Türkiye'de gazete tirajlarının neden az olduğu konusunda pek çok görüş olmakla birlikte önemli sorunlardan birisi de gazetenin okurla buluşması sürecinde yaşanmaktadır. Bu sorun çözülmeden gazetelerin gerçekçi bir biçimde tiraj sağlamasını beklemek belki de hayal olacaktır.

DUMANLI'NIN SÖZLERİ…

Zaman Gazetesi Genel Yayın Müdürü Ekrem Dumanlı, hafta başında (24 Ocak 2005) "Türk medyasındaki kendine özgü rekabet anlayışını" değerlendiren bir yazı yazarak, üretim maliyetlerinin altında fiyatlar gazete satılmasını "tehlikeli bir gelişme" olarak yorumladı.

"Bu tür maceralardan" Türk basınının hiçbir zaman kar ederek çıkmadığının altını çizen Dumanlı, özellikle ilgimi çeken şu değerlendirmede bulundu:

"Türkiye'deki tiraj kısırlığının asıl sebebi, satış metodunda yapılan yanlışlardır.

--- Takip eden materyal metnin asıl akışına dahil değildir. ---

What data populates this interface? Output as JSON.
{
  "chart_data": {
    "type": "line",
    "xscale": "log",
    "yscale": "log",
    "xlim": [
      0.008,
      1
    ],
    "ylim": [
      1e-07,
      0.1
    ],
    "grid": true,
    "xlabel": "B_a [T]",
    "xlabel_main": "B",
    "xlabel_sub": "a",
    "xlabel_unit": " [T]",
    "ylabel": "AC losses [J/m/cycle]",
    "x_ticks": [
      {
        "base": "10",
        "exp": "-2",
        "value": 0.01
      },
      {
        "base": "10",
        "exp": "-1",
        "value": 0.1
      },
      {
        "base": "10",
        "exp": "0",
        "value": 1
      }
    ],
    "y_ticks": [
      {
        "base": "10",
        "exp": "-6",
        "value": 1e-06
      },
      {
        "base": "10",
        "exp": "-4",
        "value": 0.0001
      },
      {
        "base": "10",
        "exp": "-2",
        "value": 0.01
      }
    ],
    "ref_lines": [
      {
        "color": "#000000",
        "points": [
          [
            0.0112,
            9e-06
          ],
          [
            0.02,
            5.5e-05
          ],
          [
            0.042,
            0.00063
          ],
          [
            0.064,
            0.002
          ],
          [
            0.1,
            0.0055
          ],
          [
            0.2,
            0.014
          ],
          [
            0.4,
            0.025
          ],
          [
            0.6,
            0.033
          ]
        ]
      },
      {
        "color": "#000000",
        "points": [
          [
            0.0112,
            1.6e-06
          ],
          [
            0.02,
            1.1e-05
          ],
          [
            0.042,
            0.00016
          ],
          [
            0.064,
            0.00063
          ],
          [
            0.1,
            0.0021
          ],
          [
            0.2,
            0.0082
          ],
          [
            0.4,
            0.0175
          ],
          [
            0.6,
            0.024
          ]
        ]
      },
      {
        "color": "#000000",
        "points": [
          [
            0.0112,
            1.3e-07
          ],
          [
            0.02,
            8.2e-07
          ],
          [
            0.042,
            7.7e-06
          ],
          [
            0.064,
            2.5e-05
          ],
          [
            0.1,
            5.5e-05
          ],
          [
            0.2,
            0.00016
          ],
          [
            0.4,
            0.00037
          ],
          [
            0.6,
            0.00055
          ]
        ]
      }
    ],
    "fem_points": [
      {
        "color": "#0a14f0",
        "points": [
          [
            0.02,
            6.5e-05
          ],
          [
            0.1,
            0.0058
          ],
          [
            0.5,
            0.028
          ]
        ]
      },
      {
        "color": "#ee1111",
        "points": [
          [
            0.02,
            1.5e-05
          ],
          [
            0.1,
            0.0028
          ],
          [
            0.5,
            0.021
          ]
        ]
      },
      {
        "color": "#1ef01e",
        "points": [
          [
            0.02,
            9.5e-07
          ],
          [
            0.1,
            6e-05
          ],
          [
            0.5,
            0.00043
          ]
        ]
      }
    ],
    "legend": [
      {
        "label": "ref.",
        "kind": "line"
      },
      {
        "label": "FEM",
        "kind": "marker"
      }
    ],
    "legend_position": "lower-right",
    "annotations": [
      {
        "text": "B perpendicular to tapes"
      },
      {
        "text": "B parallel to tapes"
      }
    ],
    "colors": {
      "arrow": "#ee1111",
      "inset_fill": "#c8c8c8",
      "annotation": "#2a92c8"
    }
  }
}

Dünyanın en ilkel gazete satış ve pazarlaması Türkiye'de yapılıyor. Ne yazık ki Türk basını bunun farkında değil..." Aslında Dumanlı'nın bu sözleri Anadolu Üniversitesi İletişim Bilimleri Fakültesi'nde "Basında Dağıtım ve Pazarlama" konulu dersin de içeriğini oluşturuyor. Çözüm için ise, "Amerika'yı yeniden keşfetmeye" hiç de gerek yok…

DAĞITIM MESELESİ…

Bilindiği gibi gazeteyi televizyondan ayıran önemli unsurlardan birisi, gazetenin bedeli ödenmek suretiyle gazete satışı yapan yerlerden satın alınması zorunluluğu. Oysa televizyon izlemek için böyle bir "zahmete" gerek yok. Yalnızca bir kez bedelini ödeyerek bir televizyon ve anten aldığınız takdirde, düzenli olarak ödediğiniz elektrik faturasına eklenen rakam dışında herhangi bir "ek zahmet" bulunmuyor.

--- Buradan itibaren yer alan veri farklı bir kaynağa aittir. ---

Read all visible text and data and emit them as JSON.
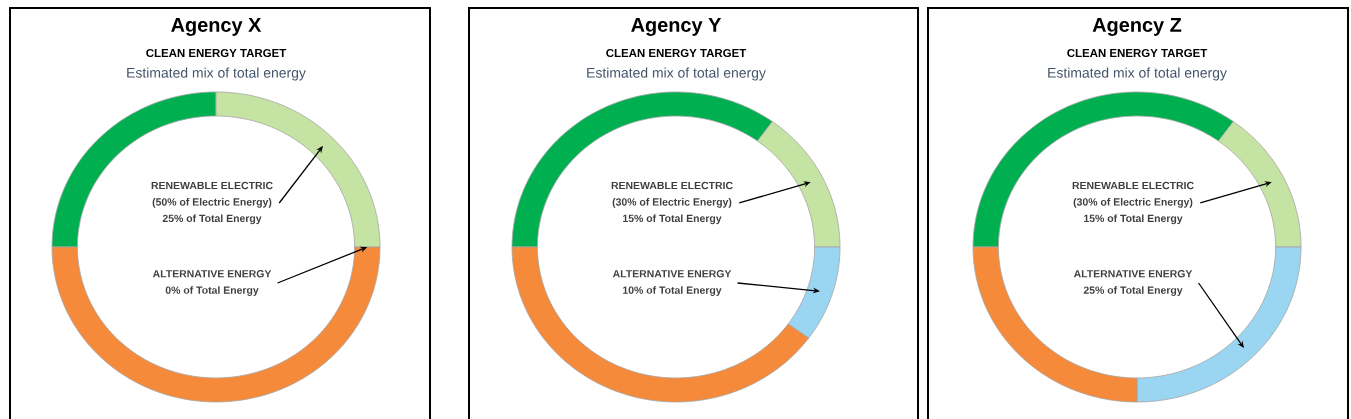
{
  "chart_data": [
    {
      "type": "donut",
      "title": "Agency X",
      "subtitle": "CLEAN ENERGY TARGET",
      "categories": [
        null,
        null,
        null,
        null
      ],
      "values": [
        25,
        25,
        0,
        50
      ],
      "colors": [
        "#00b050",
        "#c5e3a3",
        "#9ad6f2",
        "#f58a3a"
      ],
      "annotations": [
        "Estimated mix of total energy",
        "RENEWABLE ELECTRIC",
        "(50% of Electric Energy)",
        "25% of Total Energy",
        "ALTERNATIVE ENERGY",
        "0% of Total Energy"
      ]
    },
    {
      "type": "donut",
      "title": "Agency Y",
      "subtitle": "CLEAN ENERGY TARGET",
      "categories": [
        null,
        null,
        null,
        null
      ],
      "values": [
        35,
        15,
        10,
        40
      ],
      "colors": [
        "#00b050",
        "#c5e3a3",
        "#9ad6f2",
        "#f58a3a"
      ],
      "annotations": [
        "Estimated mix of total energy",
        "RENEWABLE ELECTRIC",
        "(30% of Electric Energy)",
        "15% of Total Energy",
        "ALTERNATIVE ENERGY",
        "10% of Total Energy"
      ]
    },
    {
      "type": "donut",
      "title": "Agency Z",
      "subtitle": "CLEAN ENERGY TARGET",
      "categories": [
        null,
        null,
        null,
        null
      ],
      "values": [
        35,
        15,
        25,
        25
      ],
      "colors": [
        "#00b050",
        "#c5e3a3",
        "#9ad6f2",
        "#f58a3a"
      ],
      "annotations": [
        "Estimated mix of total energy",
        "RENEWABLE ELECTRIC",
        "(30% of Electric Energy)",
        "15% of Total Energy",
        "ALTERNATIVE ENERGY",
        "25% of Total Energy"
      ]
    }
  ]
}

Türkiye'de gazete okumak için ise bir gazete satıcısı bulma ve orada da istediğiniz gazeteye ulaşabilme şansınızın olması gerekiyor. Eğer işinize yürüyerek gidip geliyorsanız, geçtiğiniz yol üzerindeki bir satıcıya uğrama olasılığı artıyor.

Eğer, kapıcısı olan ve düzenli servis yapılan bir site ya da apartmanda oturmaktaysanız, sabahları kapıcınız da gazeteyi size ulaştırabiliyor. Bazen de işyerinde görevli birisi gazeteleri satın alıp getiriyor.
Kimi zaman da evde hanımlar ya da çocuklar bu işi görev ediniyor.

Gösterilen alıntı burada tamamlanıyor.